ONLY A FEW WEEKS remain until the administration unveils its budget proposals for fiscal year 1983, and the federal rumor mill is churning out stories of major attacks by the Office of Management and Budget on agency budgets and of minor recoupments by the embattled agencies. The details of this maneuvering are minor. The final outcome, however, is important. To maintain any impetus for its economic program, the administration must demonstrate that its next round of budget cuts is not just a further assault on weak constituencies, but is a coherent strategy for streamlining while preserving essential federal functions.

No such strategy can be discerned in the fragmentary reports of decisions made thus far. For example, the food and nutrition programs--the victims of almost a $4 billion reduction in basic services this year--are reported to be slated for additional cuts of almost $3 billion next year. If Congress is to be persuaded to accept a total cutback of roughly 40 percent in the various food and nutrition programs, a very convincing case will have to be made that the programs are inefficient or duplicative. That doesn't seem to be in the making.

Each of the several food programs serves a somewhat different purpose. Most of them also try to make up for the gross inadequacy of cash welfare payments in many places. Food stamps, for example, are the only federal aid available to all the poor, including the low-income working families who are now excluded from welfare in most parts of the country. The Women, Infants and Children Supplemental Feeding program (WIC) helps pregnant women and small children who are diagnosed by health clinics to have severe nutritional deficiencies --deficiencies unlikely to be met within the minimally adequate diet that food stamps can buy. School lunches serve not only the poor but middle- income children as well, a fact that is not only appreciated by many parents but is essential for efficient operation of the program.

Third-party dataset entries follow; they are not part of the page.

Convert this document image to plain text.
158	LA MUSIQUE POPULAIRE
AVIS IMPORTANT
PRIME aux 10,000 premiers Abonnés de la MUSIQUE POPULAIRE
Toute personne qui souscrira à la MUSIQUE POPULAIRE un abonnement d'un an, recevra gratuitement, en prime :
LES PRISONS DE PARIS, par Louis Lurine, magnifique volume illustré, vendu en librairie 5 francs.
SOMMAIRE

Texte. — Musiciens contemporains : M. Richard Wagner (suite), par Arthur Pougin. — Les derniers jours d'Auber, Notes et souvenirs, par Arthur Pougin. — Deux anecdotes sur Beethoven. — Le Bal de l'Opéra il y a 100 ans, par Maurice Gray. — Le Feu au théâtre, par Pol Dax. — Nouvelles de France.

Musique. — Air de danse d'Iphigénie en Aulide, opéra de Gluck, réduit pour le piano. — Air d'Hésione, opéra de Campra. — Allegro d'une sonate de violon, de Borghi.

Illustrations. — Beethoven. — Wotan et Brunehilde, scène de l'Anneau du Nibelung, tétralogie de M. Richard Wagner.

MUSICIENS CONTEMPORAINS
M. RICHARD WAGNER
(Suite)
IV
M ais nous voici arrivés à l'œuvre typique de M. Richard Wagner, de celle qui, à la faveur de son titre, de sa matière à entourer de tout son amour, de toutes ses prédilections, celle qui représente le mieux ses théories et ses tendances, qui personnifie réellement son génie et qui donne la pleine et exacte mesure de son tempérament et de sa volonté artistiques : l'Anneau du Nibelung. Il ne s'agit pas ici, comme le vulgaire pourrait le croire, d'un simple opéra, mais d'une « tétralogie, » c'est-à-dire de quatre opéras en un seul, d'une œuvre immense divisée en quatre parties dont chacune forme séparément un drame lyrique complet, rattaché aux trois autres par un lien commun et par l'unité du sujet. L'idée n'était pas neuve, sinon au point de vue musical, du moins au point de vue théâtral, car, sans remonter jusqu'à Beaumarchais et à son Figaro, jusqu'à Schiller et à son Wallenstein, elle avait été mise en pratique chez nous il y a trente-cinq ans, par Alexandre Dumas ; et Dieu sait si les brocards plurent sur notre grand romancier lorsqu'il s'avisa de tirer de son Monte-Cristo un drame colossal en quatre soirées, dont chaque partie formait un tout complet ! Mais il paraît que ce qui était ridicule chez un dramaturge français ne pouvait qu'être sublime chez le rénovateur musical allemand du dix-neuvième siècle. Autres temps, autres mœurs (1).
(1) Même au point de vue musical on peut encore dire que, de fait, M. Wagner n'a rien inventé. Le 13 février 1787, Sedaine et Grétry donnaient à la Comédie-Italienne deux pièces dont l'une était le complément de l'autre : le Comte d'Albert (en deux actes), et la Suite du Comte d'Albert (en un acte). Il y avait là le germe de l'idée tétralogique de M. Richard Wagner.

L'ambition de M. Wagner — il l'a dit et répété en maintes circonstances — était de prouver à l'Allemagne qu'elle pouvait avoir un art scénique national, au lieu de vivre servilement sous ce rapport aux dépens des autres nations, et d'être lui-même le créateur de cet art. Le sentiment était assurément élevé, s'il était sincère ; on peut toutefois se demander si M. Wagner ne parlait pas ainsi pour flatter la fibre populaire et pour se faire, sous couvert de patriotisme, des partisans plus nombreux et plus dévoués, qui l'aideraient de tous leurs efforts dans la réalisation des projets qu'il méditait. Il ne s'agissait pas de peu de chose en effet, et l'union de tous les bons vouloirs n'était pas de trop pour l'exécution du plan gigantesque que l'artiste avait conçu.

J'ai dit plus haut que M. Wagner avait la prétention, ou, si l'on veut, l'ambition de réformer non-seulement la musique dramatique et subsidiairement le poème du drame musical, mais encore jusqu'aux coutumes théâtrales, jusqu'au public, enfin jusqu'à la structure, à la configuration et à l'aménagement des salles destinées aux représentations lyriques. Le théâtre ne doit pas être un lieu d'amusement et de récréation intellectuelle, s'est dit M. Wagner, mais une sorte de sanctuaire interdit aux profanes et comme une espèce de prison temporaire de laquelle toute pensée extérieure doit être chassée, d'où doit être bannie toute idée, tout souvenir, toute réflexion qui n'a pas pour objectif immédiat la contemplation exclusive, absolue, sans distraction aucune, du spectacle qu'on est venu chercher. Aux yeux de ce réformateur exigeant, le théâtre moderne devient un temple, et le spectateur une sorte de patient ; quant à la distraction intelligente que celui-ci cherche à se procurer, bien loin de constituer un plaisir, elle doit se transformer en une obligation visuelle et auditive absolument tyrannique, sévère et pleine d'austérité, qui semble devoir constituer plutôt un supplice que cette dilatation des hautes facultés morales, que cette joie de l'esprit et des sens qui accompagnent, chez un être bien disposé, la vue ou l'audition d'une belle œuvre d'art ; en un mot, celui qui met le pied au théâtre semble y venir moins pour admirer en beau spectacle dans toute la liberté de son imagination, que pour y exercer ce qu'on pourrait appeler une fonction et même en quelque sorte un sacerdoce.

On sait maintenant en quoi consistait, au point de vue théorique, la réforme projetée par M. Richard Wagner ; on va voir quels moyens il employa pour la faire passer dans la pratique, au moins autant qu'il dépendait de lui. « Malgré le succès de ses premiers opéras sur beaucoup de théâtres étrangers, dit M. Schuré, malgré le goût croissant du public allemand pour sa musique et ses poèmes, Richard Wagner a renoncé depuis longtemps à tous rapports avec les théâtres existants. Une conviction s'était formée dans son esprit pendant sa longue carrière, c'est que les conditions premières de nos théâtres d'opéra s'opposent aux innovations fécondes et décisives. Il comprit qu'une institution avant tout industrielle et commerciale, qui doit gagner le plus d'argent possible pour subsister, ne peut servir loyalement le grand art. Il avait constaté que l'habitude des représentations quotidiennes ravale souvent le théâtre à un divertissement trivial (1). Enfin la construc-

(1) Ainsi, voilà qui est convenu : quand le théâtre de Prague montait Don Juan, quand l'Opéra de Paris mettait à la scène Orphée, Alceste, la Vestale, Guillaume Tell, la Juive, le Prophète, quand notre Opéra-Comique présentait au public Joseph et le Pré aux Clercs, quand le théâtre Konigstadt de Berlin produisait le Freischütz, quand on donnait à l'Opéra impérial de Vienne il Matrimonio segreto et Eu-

Most of the administration's reported proposals are revivals of ideas considered--and rejected--by Congress during the past year. All of them would interact with benefit cuts already made or planned in other aid programs. The food stamp plan, for example, would cut allotments across the board--a particular hardship for welfare recipients in low benefit states. It would make sharp additional cuts in benefits for working families, the big losers in welfare and other programs. And it would further reduce benefits to persons, primarily the elderly, receiving help in paying fuel bills. Neither the Senate nor the House found merit in these ideas the last time. In the case of the WIC program, targeted for a one-third reduction, Congress specifically rejected a similar cut on five occasions and more or less told the administration not to try for it again.

If the administration's new budget relies heavily on failed proposals of the past year, Congress may begin to suspect that the proposals are simply ploys to force Congress to do what the president won't--take on some of the really tough programs and constituencies and raise taxes. Perhaps that's the best strategy that the administration, having painted itself into a very tight corner, can now come up with. But the risk of a stalemate in budget policy is substantial.